Looker Data Sciences, Inc.
- Type: Subsidiary
- Industry: Software
- Founded: 2012; 14 years ago Santa Cruz, California, U.S.
- Founders: Lloyd Tabb; Ben Porterfield;
- Headquarters: Santa Cruz, California, U.S.
- Key people: Lloyd Tabb (CTO); Frank Bien (CEO); Marc Randolph (Director); Jen Grant (CMO);
- Products: Business intelligence tools Data visualization tools Analytics tools Big data tools Data warehousing tools ETL tools
- Number of employees: 500 (July 2018)
- Parent: Google
- Website: looker.com

= Looker (company) =

American technology company

Looker Data Sciences, Inc. is an American computer software company headquartered in Santa Cruz, California. It was acquired by Google in 2019 and is now part of the Google Cloud Platform. Looker markets a data exploration and discovery business intelligence platform.

== History ==
The company was founded in Santa Cruz, California in January 2012 by Lloyd Tabb and Ben Porterfield and occupied the historic Rittenhouse building there. The product grew out of Tabb's experience building software at companies like Netscape, LiveOps, and Luminate before founding Looker.

Looker makes use of a simple modeling language called LookML that lets data teams define the relationships in their database, so business users can explore, save, and download data with only a basic understanding of SQL.
The product was the first commercially available business intelligence platform built for and aimed at scalable or massively parallel relational database management systems like Amazon Redshift, Google BigQuery, HP Vertica, Netezza, and Teradata.

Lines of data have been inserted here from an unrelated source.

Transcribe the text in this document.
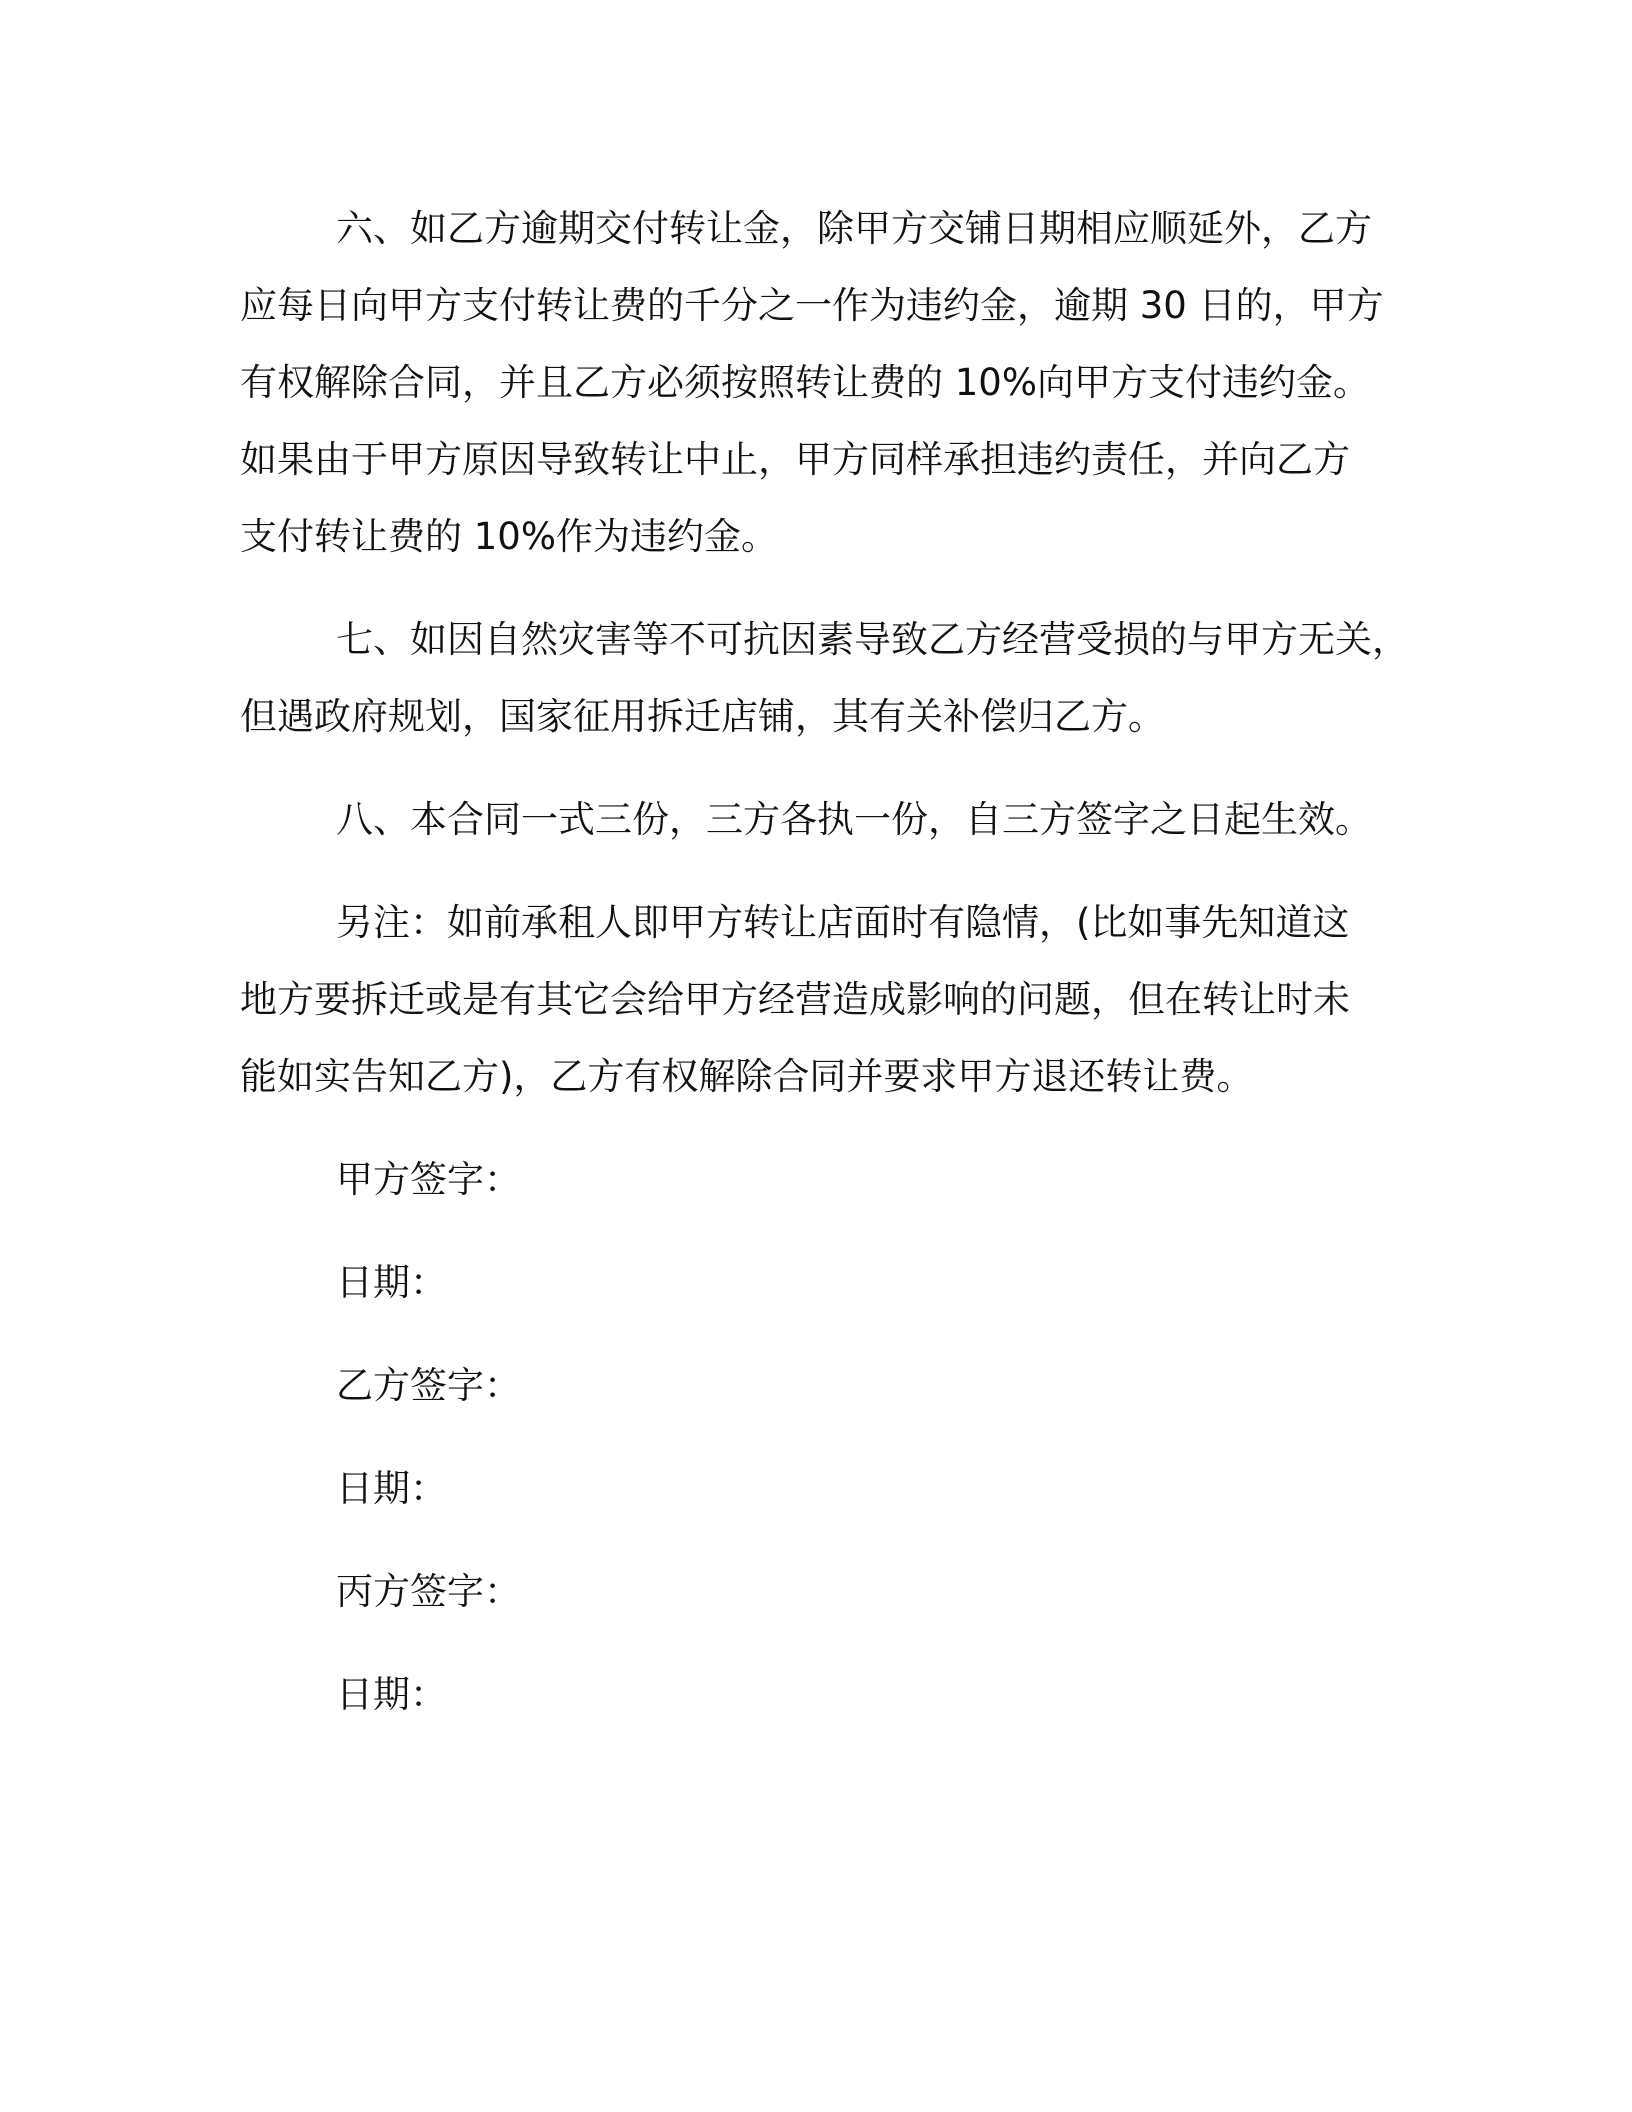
六、如乙方逾期交付转让金，除甲方交铺日期相应顺延外，乙方
应每日向甲方支付转让费的千分之一作为违约金，逾期 30 日的，甲方
有权解除合同，并且乙方必须按照转让费的 10%向甲方支付违约金。
如果由于甲方原因导致转让中止，甲方同样承担违约责任，并向乙方
支付转让费的 10%作为违约金。
七、如因自然灾害等不可抗因素导致乙方经营受损的与甲方无关，
但遇政府规划，国家征用拆迁店铺，其有关补偿归乙方。
八、本合同一式三份，三方各执一份，自三方签字之日起生效。
另注：如前承租人即甲方转让店面时有隐情，(比如事先知道这
地方要拆迁或是有其它会给甲方经营造成影响的问题，但在转让时未
能如实告知乙方)，乙方有权解除合同并要求甲方退还转让费。
甲方签字：
日期：
乙方签字：
日期：
丙方签字：
日期：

On June 21, 2016, Looker celebrated the release of Winning With Data, a book coauthored by Looker CEO Frank Bien and Redpoint Partner Tomasz Tunguz.

On June 6, 2019, Google announced it was acquiring Looker for $2.6 billion. The acquisition was finalized February 2020.

In March 2022, Looker's CEO, Frank Bien, left Google Cloud.

== Funding ==
On August 13, 2013, Looker announced a Series A round of funding from Redpoint Ventures, First Round Capital, and PivotNorth Capital, raising more than $18M. Prior to the Series A round, Looker raised $2M in a seed round from First Round Capital and PivotNorth Capital. On March 11, 2015, Looker raised $30M in series B funding. In July 2015, Jen Grant joined as chief marketing officer, and the company estimated it has 140 employees. On January 14, 2016, Looker raised $48M in series C funding from Kleiner Perkins. At that time, the company estimated 450 customers, including Jet.com. On March 30, 2017, Looker raised $81.5M in series D funding led by Capital G. On December 6, 2018, Looker raised $103M in series E funding led by Premji Invest.

== Under Google Cloud Platform ==
The Looker Platform for Data operates today as a part of Google Cloud Platform and offers a wide variety of tools for relational database work, business intelligence, and other related services. Looker's 2019 revenue is estimated to be about $140 million.